Asked what was the first sign that something had gone wrong with the application, he said, “When [immigration officials] knocked on my door and told me they were arresting me.”

Hamilton, who graduated from Birmingham in July 2015 after completing a doctorate on Shakespeare’s influence on American literature in the 19th century, was detained on Jan. 17 after immigration officials visited his home in Stratford-upon-Avon.

He said, “All they had to do was serve me papers and say, ‘I’m sorry, your application was rejected -- you need to leave the country.’ But to be arrested is just unbelievable.”

It was “absolutely heartbreaking to be arrested and thrown into a cage … in the back of a police vehicle in front of my neighbors,” he added.

Hamilton was taken to Leamington Spa police station. “The sergeant there refused to process me because he said this was completely ridiculous. And he got into an argument with the immigration officer that went on the entire afternoon,” Hamilton said.

A notice from the Home Office -- equivalent to the U.S. State Department -- given to Hamilton, seen by Times Higher Education, states that he was detained because “your removal from the United Kingdom is imminent” and “you do not have enough close ties (e.g., family or friends) to make it likely that you will stay in one place.”

“The official reason given was that I don’t have family in the area, which is the position every single international student is in …. So if you [as an overseas student] apply for further leave to remain, it means that basically they can just arrest you,” he said.

Hamilton said that he had previously booked an airline ticket to the United States with an open date in case the application should be refused, which he believes showed that he was ready to leave the U.K.

He also said friends have since raised £2,000 ($2,865) for his bail application. “The idea that I don’t have friends in the area is just ludicrous,” he added.

Hamilton said that only in the process of being detained was he served with a Home Office notice stating that his application to remain had been refused. The notice, seen by Times Higher Education, is dated Dec. 9, 2015.

The 42-year-old, originally from California, said that when detained he was in the process of applying to the Wellcome Trust and the Leverhulme Trust for a research fellowship that he hoped could be hosted at Kingston University, given that he has helped to organize conferences held by the Kingston Shakespeare Seminar.

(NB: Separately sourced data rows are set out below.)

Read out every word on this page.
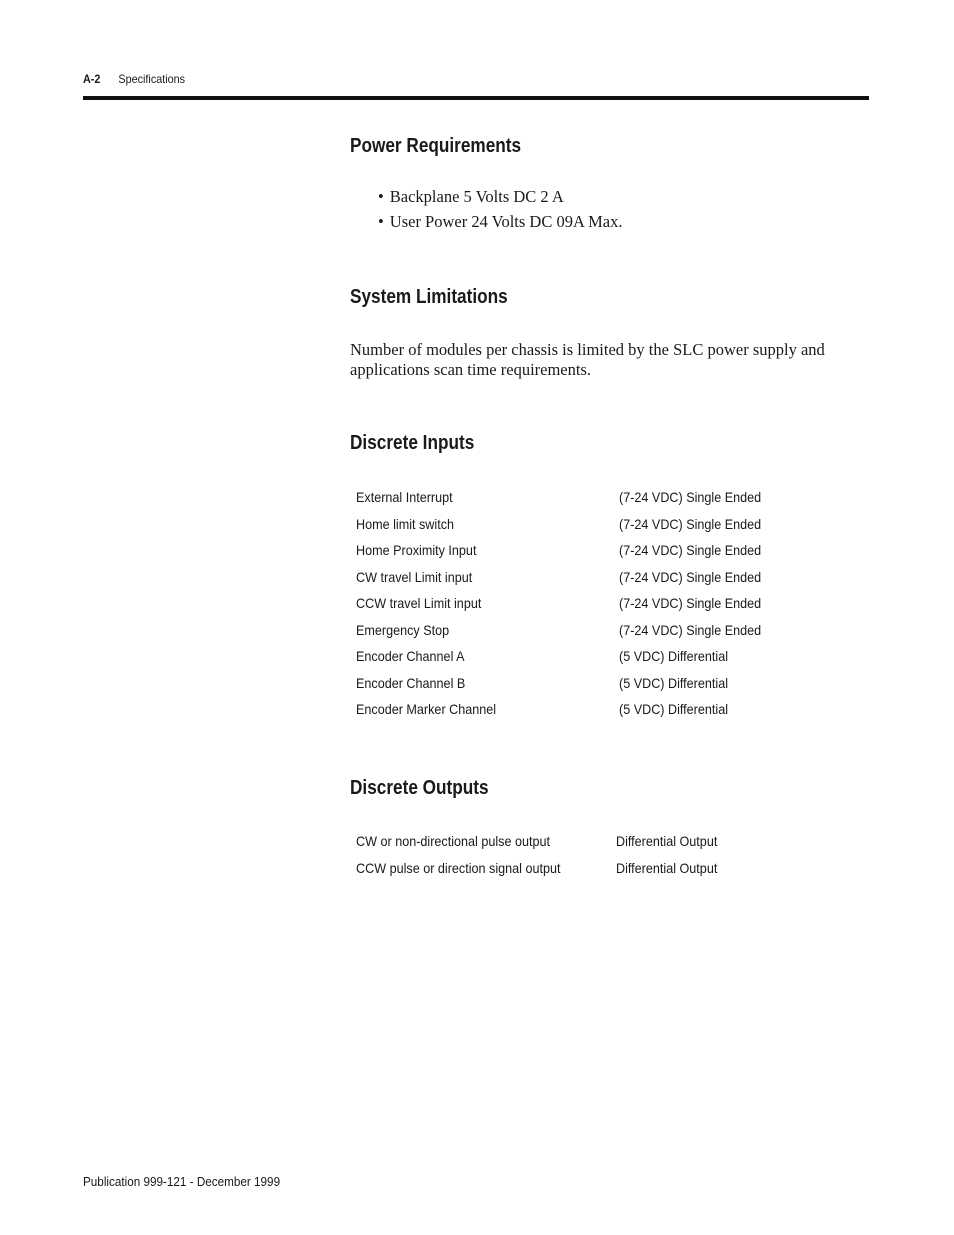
A-2 Specifications
Power Requirements
• Backplane 5 Volts DC 2 A
• User Power 24 Volts DC 09A Max.
System Limitations

Number of modules per chassis is limited by the SLC power supply and applications scan time requirements.

Discrete Inputs
External Interrupt	(7-24 VDC) Single Ended
Home limit switch	(7-24 VDC) Single Ended
Home Proximity Input	(7-24 VDC) Single Ended
CW travel Limit input	(7-24 VDC) Single Ended
CCW travel Limit input	(7-24 VDC) Single Ended
Emergency Stop	(7-24 VDC) Single Ended
Encoder Channel A	(5 VDC) Differential
Encoder Channel B	(5 VDC) Differential
Encoder Marker Channel	(5 VDC) Differential
Discrete Outputs
CW or non-directional pulse output	Differential Output
CCW pulse or direction signal output	Differential Output
Publication 999-121 - December 1999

Ewen Fernie, professor and chair of Shakespeare studies at Birmingham, who was Hamilton’s Ph.D. supervisor, said that he was “shocked” by news of the detention.

“As well as being a morally serious and sensitive person, Paul is a committed student and teacher of literature who wishes to make an academic career for himself in the country where he has latterly been educated,” Fernie said.

Hamilton said that although Morton Hall staff had been “very humane,” the “procedures are all incredibly humiliating.”